Converts a flat sequence of text characters into an XML document that represents punctuation marks and whitespace by special elements and attributes. This is a starting point for parsing the text for some purpose.
Syntax
strings:Text2Xml( text, 'boundary-aliases' )
boundary-aliases ::= page-alias line-alias element-alias
|
The required boundary aliases is a string of 3 character sequences separated by 2 spaces. For details, see the Example and the "Boundary aliases" section below.
Example
<root xmlns:pc="Processing.Command" pc:hideme="true">
<pc:defs>
URE..TEXT. Application
MYAPP
</pc:defs>
<pc:evaluate select="strings:Text2Xml(//pc:defs, 'P l elem')"/>
</root>
|
This example returns the following XML document. For comments, see the sections below the XML document.
<P>
<l>
<elem ws="">URE</elem>
<pm ws="">.</pm>
<pm ws="">.</pm>
<elem ws="">TEXT</elem>
<pm ws="s">.</pm>
<elem ws="ntt">Application</elem>
<eol/>
</l>
<l>
<elem ws="nt">MYAPP</elem>
<eol/>
</l>
<l>
<eof/>
</l>
</P>
|
With the boundary-aliases setting you can influence what the root element, each of the line elements, and each of the text elements is called in the result document.

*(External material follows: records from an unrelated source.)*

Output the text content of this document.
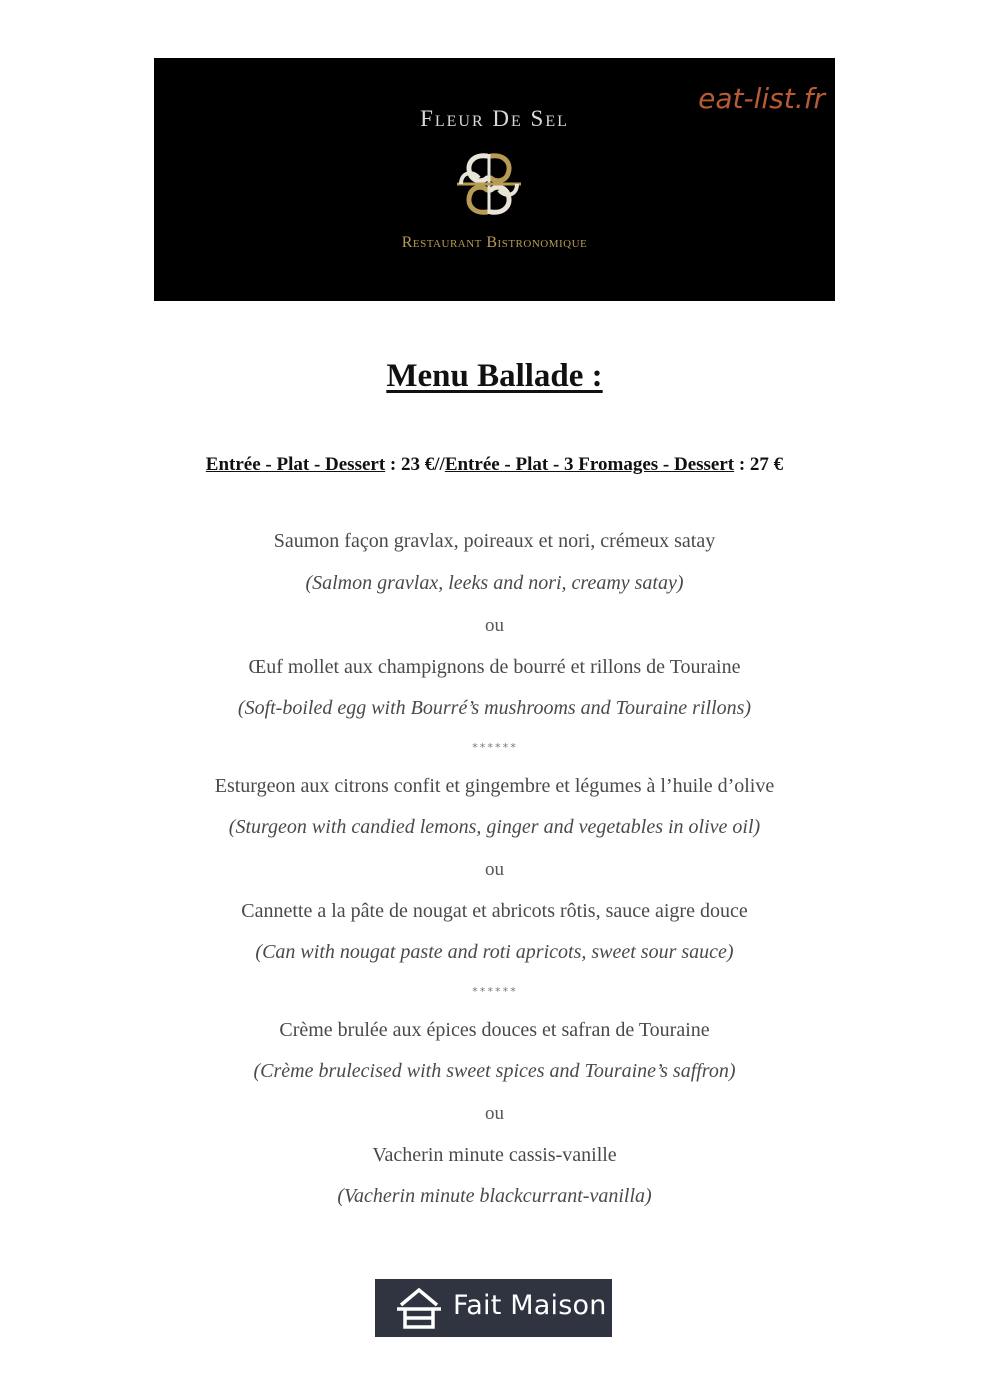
Fleur De Sel
Restaurant Bistronomique
eat-list.fr
Menu Ballade :
Entrée - Plat - Dessert : 23 €//Entrée - Plat - 3 Fromages - Dessert : 27 €
Saumon façon gravlax, poireaux et nori, crémeux satay
(Salmon gravlax, leeks and nori, creamy satay)
ou
Œuf mollet aux champignons de bourré et rillons de Touraine
(Soft-boiled egg with Bourré’s mushrooms and Touraine rillons)
******
Esturgeon aux citrons confit et gingembre et légumes à l’huile d’olive
(Sturgeon with candied lemons, ginger and vegetables in olive oil)
ou
Cannette a la pâte de nougat et abricots rôtis, sauce aigre douce
(Can with nougat paste and roti apricots, sweet sour sauce)
******
Crème brulée aux épices douces et safran de Touraine
(Crème brulecised with sweet spices and Touraine’s saffron)
ou
Vacherin minute cassis-vanille
(Vacherin minute blackcurrant-vanilla)
Fait Maison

The value of boundary-aliases is a string of 3 character sequences separated by 2 spaces, in the example:
P l elem
•The first or page-alias sequence is the name of the root element of the return document. •The second or line-alias is the element name used for each section in the document that represents a text line. •The third or element-alias is the element name used for each text element other than punctuation marks. |
Punctuation marks include full stops ( . ), commas ( , ), colons ( : ), and semicolons ( ; ). Each punctuation mark is parsed as an individual symbols. In contrast to non-punctuation text, shown in elements by the name of the page-alias boundary alias, a punctuation mark is shown in a <pm> element, for example:
<pm ws="">.</pm>
|
Each text element has a ws attribute representing all the whitespace characters (if any exist) following that text in the original. The value of a ws attribute is made up of one or more of the following placeholders for whitespace characters:
s
|
A space character
|
t
|
A tab character
|
n
|
A newline character (linefeed or carriage return or a combination of the two)
|
For example, a text element followed by 1 newline and 2 tabs has the following ws attribute:
ws="ntt"
A text element that has no whitespace following it has an empty ws attribute:
ws=""
Notice that whitespace preceding the FIRST text element of the input is lost in the return document, as the example in this help topic shows.
|
The following special elements are infixed in the result document in the places stated:
<eol/>
|
At the end of each line (linefeed or carriage return or a combination of the two)
|
<eof/>
|
At the end of the input
|
|
|